New Honorary Captain says Anishinaabe teachings and RCN helped her become a leader

HCapt(N) Debbie Eisan, centre, receives her scroll from RAdm Brian Santarpia at a ceremony on June 21. PO1 Katerina Stewart carries the DND/CAF Eagle Staff.

HCapt(N) Debbie Eisan, centre, receives her scroll from RAdm Brian Santarpia at a ceremony on June 21. PO1 Katerina Stewart carries the DND/CAF Eagle Staff.

Joanie Veitch
Trident Newspaper

Honorary Captain (Navy) (HCapt(N)) Deborah Eisan’s dream of becoming a nurse and travelling the world didn’t work out quite as she had envisioned.

Instead, the Anishinaabekwe from the Batchewana First Nation in northern Ontario joined the Royal Canadian Navy (RCN) at age 17.

“It was the military that gave me the courage to stand up for who I am and to be proud of my culture and my heritage,” she said. “The military gave me the confidence to express my thoughts and opinions.”

In her 36-year career, she travelled to more than 20 countries and played a key role in recruiting and mentoring Indigenous youth through the Canadian Forces Aboriginal Entry Program and various summer training programs, such as Raven and Black Bear. She retired from the military as a chief petty officer second class.

On June 21, she was officially appointed Honorary Captain (Navy) at a scroll and pin presentation ceremony.  The event was held in the Admiral’s Conference Room at Maritime Forces Atlantic headquarters in Halifax with limited in-person attendance, but many watching on-line.

Raymond Sewell, a musician from the Mi’kmaq community of Pabineau, N.B., drummed and sang the Mi’kmaw Honour Song, and Chief Dean Sayers, Chief of Batchewana First Nations, gave congratulatory remarks before Rear-Admiral (RAdm) Brian Santarpia, Commander Maritime Forces Atlantic, presented Eisan with her Honorary Captain Scroll and Pin.

“Honorary Captains in the RCN are selected leaders who have distinguished themselves in their private or public life. They act as ambassadors for the navy to the Canadian people,” he said.

He listed her many achievements, including the National Aboriginal Women in Leadership Award of Distinction, the Queen’s Diamond Jubilee medal for her work in advocating for cultural awareness of Indigenous people within the CAF, and her work creating the Department of National Defence (DND)/CAF Eagle Staff, the travelling symbol of unity among Indigenous people in the military.

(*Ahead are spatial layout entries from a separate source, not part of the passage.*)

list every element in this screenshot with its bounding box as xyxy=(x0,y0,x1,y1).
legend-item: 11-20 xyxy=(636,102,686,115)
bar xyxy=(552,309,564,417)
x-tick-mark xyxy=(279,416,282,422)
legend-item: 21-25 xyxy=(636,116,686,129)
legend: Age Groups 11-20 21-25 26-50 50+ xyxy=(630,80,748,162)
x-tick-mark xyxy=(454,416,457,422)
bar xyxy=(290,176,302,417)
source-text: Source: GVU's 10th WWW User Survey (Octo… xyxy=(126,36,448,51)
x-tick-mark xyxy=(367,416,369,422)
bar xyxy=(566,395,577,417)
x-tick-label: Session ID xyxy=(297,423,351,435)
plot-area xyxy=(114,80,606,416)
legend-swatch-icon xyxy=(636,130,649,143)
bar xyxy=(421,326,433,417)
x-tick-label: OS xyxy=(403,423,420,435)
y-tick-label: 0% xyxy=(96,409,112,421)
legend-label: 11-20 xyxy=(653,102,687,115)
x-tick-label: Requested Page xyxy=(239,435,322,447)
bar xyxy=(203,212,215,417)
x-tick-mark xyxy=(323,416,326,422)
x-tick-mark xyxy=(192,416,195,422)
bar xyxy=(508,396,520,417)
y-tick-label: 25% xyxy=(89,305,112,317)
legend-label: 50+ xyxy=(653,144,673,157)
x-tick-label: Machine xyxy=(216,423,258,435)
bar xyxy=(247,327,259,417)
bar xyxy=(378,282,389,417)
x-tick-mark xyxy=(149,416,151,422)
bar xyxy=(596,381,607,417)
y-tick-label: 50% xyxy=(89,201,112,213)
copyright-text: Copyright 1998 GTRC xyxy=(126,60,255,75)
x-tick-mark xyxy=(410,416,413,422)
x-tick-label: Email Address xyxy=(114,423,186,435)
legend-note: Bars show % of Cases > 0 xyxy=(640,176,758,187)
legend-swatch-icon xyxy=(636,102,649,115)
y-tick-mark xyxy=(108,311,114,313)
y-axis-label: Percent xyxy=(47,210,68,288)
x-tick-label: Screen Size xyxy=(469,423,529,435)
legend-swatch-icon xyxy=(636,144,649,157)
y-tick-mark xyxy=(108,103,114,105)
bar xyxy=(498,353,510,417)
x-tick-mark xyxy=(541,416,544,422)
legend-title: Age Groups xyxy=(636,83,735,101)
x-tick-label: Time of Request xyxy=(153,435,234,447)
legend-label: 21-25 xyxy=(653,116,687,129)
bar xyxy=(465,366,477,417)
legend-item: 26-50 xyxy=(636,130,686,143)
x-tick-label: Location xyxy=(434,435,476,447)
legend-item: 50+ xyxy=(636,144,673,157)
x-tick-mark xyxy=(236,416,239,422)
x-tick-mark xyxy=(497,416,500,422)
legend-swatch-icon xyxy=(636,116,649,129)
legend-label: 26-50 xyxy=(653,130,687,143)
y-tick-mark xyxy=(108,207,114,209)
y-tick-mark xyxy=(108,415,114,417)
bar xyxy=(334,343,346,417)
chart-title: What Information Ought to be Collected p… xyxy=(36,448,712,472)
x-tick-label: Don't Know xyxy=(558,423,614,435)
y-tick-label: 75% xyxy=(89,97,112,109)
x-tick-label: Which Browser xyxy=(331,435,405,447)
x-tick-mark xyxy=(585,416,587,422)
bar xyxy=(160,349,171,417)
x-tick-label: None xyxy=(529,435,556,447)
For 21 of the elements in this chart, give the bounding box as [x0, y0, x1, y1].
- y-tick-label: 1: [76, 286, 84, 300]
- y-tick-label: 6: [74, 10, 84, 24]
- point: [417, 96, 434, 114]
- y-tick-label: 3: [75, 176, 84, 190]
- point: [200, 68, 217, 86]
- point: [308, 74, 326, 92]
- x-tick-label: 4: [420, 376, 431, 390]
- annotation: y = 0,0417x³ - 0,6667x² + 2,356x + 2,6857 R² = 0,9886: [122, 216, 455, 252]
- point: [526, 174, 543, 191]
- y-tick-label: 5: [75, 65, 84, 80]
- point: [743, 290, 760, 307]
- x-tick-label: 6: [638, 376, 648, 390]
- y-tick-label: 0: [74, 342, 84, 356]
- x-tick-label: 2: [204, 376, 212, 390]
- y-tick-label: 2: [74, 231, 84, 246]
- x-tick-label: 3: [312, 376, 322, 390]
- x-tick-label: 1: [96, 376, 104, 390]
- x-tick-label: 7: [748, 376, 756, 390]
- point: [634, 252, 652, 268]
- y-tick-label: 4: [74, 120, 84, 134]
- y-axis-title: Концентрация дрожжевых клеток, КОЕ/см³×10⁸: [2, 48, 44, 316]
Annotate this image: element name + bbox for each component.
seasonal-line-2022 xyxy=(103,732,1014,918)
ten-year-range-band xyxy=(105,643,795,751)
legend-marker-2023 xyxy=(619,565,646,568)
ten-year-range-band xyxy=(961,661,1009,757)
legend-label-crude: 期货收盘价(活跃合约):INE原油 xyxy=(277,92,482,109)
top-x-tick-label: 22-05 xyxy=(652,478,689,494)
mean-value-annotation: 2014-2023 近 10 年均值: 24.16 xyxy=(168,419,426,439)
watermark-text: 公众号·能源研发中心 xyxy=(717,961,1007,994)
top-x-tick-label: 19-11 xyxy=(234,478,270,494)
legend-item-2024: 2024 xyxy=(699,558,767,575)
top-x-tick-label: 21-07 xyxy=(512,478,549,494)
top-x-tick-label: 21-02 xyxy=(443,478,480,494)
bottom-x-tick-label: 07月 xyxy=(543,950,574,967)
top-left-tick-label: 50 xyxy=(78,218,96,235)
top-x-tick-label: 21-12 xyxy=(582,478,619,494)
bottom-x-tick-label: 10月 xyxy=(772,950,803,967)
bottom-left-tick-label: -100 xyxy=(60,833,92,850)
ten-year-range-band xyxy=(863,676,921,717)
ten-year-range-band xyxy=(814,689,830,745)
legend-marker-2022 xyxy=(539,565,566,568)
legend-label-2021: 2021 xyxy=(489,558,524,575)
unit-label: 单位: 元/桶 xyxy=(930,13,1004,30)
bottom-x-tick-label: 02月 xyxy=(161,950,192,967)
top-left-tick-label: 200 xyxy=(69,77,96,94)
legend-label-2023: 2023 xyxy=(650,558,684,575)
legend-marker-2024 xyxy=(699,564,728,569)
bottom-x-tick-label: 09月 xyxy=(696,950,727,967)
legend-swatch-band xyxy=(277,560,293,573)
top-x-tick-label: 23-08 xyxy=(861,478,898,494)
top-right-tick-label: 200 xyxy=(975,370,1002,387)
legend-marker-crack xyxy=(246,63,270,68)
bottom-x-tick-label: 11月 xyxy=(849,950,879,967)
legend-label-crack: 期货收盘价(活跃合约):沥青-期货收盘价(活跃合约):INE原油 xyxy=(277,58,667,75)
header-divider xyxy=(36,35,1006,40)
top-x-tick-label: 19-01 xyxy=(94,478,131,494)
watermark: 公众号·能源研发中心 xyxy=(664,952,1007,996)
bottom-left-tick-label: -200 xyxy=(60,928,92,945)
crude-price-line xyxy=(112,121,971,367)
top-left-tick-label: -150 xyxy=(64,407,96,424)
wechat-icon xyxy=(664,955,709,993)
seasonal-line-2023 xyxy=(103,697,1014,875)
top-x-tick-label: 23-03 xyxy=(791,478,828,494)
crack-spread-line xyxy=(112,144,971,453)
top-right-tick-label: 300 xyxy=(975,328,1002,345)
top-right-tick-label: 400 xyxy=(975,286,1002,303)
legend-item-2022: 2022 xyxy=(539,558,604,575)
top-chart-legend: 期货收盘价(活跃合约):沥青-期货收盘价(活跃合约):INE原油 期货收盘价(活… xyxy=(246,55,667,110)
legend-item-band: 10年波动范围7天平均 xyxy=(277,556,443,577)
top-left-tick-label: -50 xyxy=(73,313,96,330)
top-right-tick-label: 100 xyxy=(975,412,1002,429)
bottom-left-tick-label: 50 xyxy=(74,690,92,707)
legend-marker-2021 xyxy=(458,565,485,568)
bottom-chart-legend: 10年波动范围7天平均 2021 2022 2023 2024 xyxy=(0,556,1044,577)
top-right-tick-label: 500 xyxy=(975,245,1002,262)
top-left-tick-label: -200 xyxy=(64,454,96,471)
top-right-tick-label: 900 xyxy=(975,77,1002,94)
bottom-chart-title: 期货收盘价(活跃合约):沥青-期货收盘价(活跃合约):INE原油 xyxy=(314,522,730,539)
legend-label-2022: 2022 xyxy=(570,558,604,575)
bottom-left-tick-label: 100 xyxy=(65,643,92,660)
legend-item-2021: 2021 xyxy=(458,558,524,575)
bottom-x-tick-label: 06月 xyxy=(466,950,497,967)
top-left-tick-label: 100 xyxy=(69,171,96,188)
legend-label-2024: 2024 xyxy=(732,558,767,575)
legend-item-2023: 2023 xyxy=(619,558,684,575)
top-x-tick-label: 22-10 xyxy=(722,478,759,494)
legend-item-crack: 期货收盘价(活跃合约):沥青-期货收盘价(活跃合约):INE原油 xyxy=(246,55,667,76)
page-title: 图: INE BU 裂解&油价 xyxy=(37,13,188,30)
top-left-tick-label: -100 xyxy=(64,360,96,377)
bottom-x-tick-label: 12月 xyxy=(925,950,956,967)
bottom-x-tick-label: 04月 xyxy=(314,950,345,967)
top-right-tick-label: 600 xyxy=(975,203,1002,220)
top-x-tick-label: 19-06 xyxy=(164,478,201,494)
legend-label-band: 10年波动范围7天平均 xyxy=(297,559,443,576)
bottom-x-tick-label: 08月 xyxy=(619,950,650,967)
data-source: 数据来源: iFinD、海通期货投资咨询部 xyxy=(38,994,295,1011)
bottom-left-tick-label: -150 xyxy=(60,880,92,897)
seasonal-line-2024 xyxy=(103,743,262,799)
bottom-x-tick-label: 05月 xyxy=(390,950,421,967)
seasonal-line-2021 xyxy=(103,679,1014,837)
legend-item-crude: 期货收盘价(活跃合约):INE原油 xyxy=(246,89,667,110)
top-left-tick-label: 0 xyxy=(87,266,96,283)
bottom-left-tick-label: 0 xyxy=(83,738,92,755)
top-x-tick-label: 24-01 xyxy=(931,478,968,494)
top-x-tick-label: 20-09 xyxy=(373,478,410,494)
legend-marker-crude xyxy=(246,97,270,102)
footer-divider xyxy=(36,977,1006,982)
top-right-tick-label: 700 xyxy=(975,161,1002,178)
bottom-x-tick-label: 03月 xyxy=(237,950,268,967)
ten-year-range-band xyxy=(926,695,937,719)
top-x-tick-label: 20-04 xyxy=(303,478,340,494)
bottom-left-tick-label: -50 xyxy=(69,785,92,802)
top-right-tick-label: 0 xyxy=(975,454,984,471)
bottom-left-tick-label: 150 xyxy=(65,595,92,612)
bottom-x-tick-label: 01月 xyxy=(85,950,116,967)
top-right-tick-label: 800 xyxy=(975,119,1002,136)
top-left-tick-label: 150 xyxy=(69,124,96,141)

RAdm Santarpia said HCapt(N) Eisan has also played a key role as a “valued advisor” to senior military leadership on Indigenous matters.

“She was, and continues to be, a strong voice for Indigenous members of the CAF and veterans. Debbie, I have to say that we are the ones who are humbled and honoured that you have been appointed as Honorary Captain – you are truly remarkable.”

While her military training helped shape her career, the Anishinaabe knowledge, passed down through the generations from the Seven Grandfather teachings of wisdom, love, respect, bravery, honesty, humility, and truth, has also shaped her as a person.

“Without the wisdom of our elders and our ancestors we would not know how to love ourselves unconditionally and to love others with the same tenacity; to respect each other and the differences we all have, and that each of our spirits are unique and beautiful,” she said, highlighting the teachings of each of the guiding principles.

As one of two military members instrumental in creating the DND/CAF Eagle Staff – carried at the scroll and pin ceremony by Petty Officer First Class Katerina Stewart – HCapt(N) Eisan recalled how in 2002 she and Petty Officer Second Class Chris Innes, from Whitefish River First Nation, each had a dream of an Eagle Staff. They shared their vision with each other the next morning, and the two went on to create the DND/CAF Eagle Staff as a powerful emblem of unity, honouring current and past Indigenous members in the defence community.

“This Eagle Staff serves as a reminder of the tenacity and the strong and proud service of Indigenous people within the CAF,” said HCapt(N) Eisan. “So, you see, dreams do come true, but not always in the way you expect – if we open our eyes and watch for the signals, we’ll achieve our dreams.”